Weekend Window to Monhegan Island
Monhegan Island lets visitors get lost in the stillness of former fishing camp.
Sept. 27, 2009— -- Little more than a square mile of rock in the North Atlantic, Monhegan Island is an isolated treasure for those looking for a slower pace of life. Located just 12 miles off the coast of southern Maine, the island is only accessible by ferry and has no cars or paved roads.
Stepping onto Monhegan is like stepping into the past, just the way people lived 100 years ago, "before they had all the technology, cars and traffic and shopping malls. Life was simpler; that's the way it is here. I always say it's like 'Little House on the Prairie,'" said Lisa Brackett, a sternman of a lobster boat.
The island was settled by Englishman John Smith in 1614 and got its start as a British fishing camp prior to settlement of the Plymouth Colony. A trading post was built to conduct business with Native Americans, particularly in the lucrative fur trade.
Described as the "Crown Jewel of Muscongus Bay," Monhegan attracts tourists for its beautiful ocean vistas and abundance of migrating birds.
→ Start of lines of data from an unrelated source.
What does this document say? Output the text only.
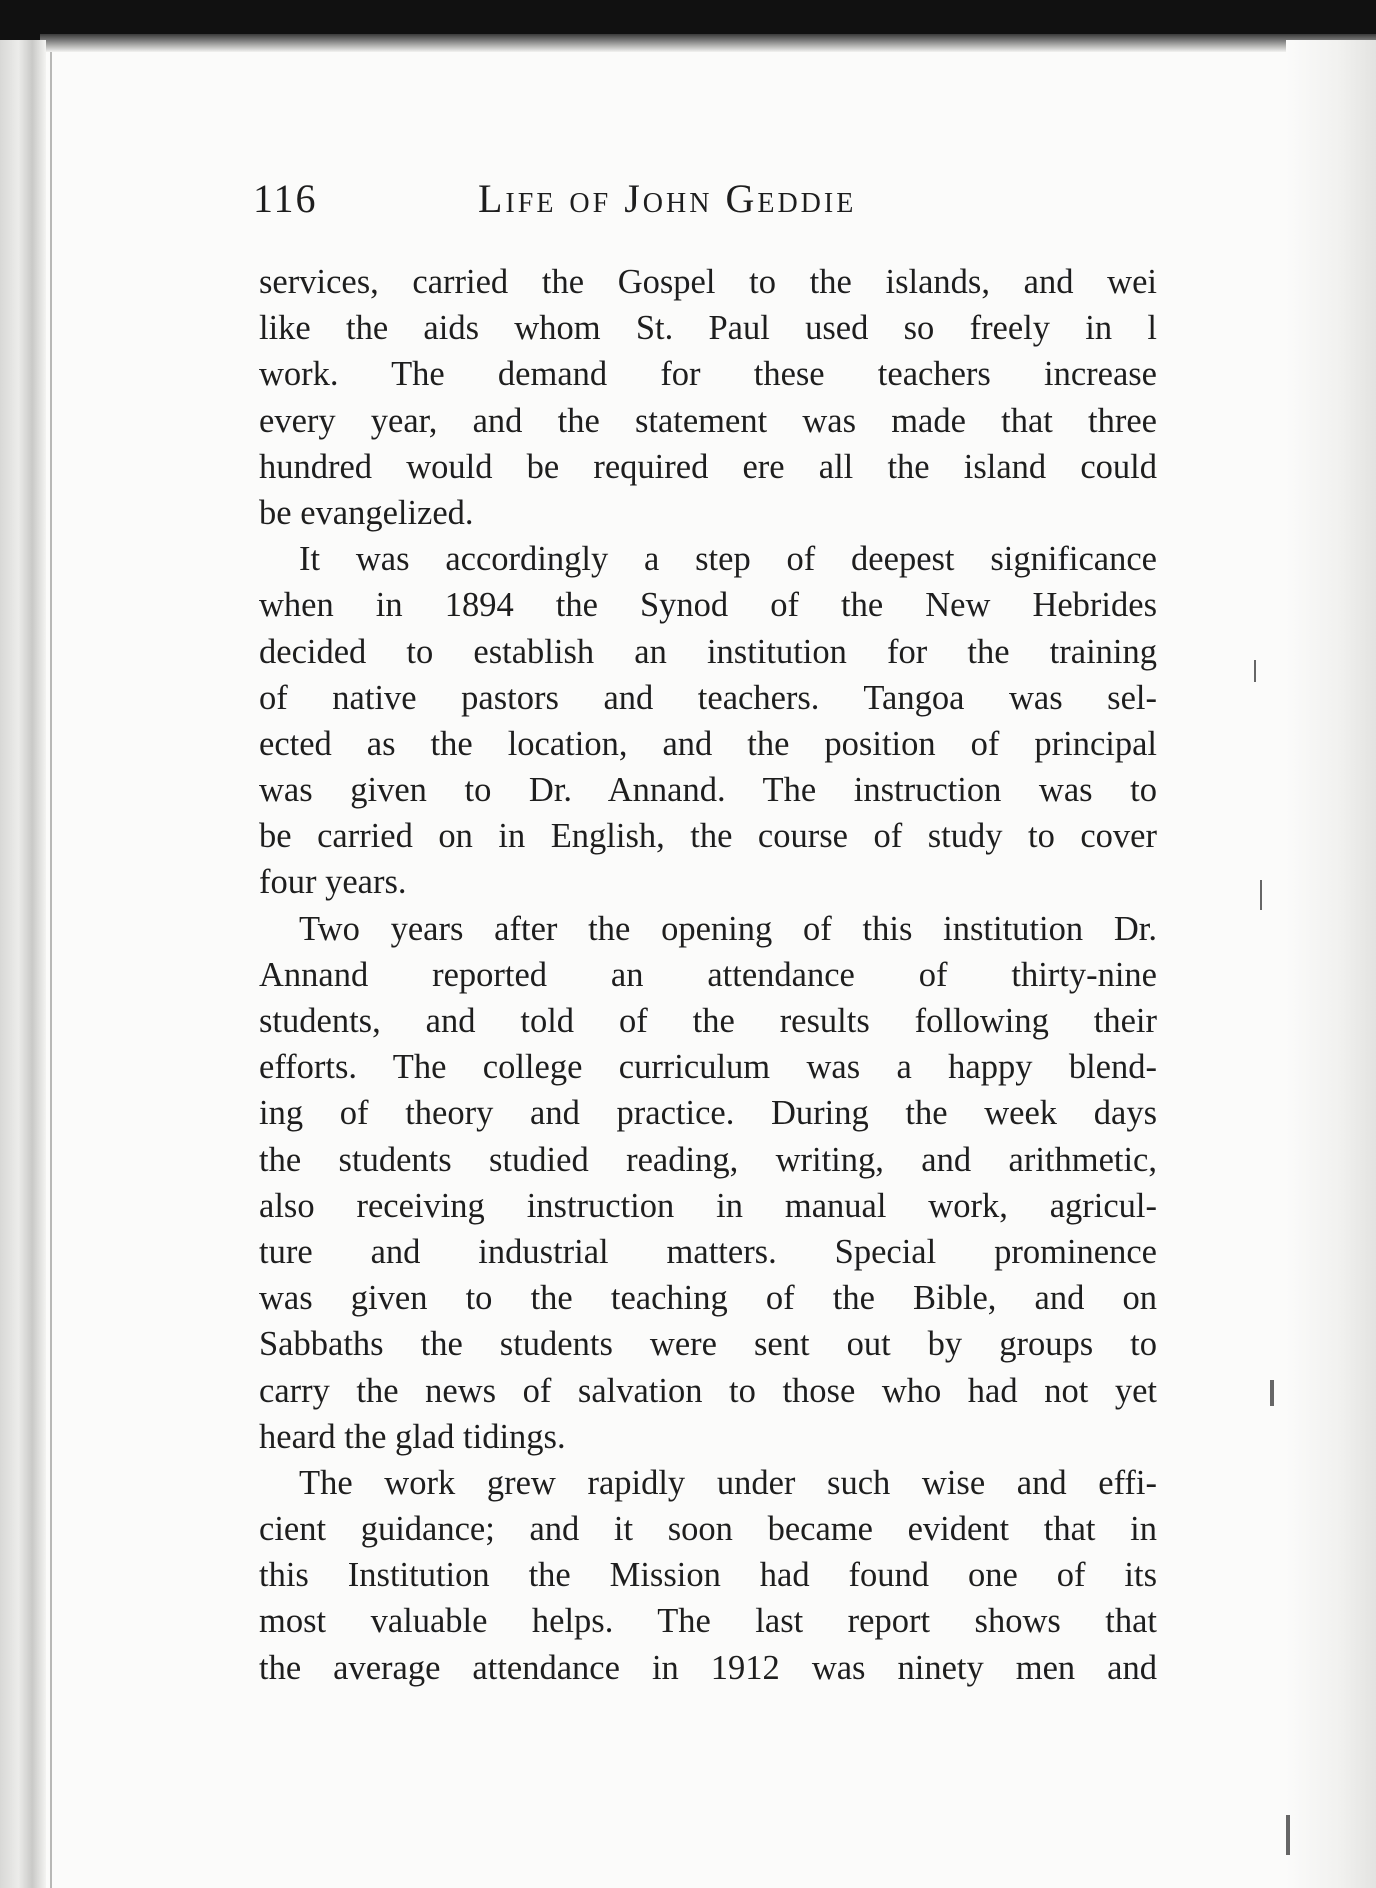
116	Life of John Geddie
services, carried the Gospel to the islands, and wei
like the aids whom St. Paul used so freely in l
work. The demand for these teachers increase
every year, and the statement was made that three
hundred would be required ere all the island could
be evangelized.
It was accordingly a step of deepest significance
when in 1894 the Synod of the New Hebrides
decided to establish an institution for the training
of native pastors and teachers. Tangoa was sel-
ected as the location, and the position of principal
was given to Dr. Annand. The instruction was to
be carried on in English, the course of study to cover
four years.
Two years after the opening of this institution Dr.
Annand reported an attendance of thirty-nine
students, and told of the results following their
efforts. The college curriculum was a happy blend-
ing of theory and practice. During the week days
the students studied reading, writing, and arithmetic,
also receiving instruction in manual work, agricul-
ture and industrial matters. Special prominence
was given to the teaching of the Bible, and on
Sabbaths the students were sent out by groups to
carry the news of salvation to those who had not yet
heard the glad tidings.
The work grew rapidly under such wise and effi-
cient guidance; and it soon became evident that in
this Institution the Mission had found one of its
most valuable helps. The last report shows that
the average attendance in 1912 was ninety men and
Even during the summer, fighting crowds won't be a problem -- the population rarely exceeds 75 people at any time during the year.
Monhegan, derived from the Algonquian word meaning "out to sea," is often described as quaint and unspoiled; only recently has the island installed its own electricity source.
For the inhabitants, the island is more than a home.
"There are a lot of people on Monhegan that have to be here. It's where their soul is," said Monhegan resident Carson Schnell. "I've told people as far as Beijing that if I drop dead right there my spirit would instantly come to Monhegan and wait for further instructions."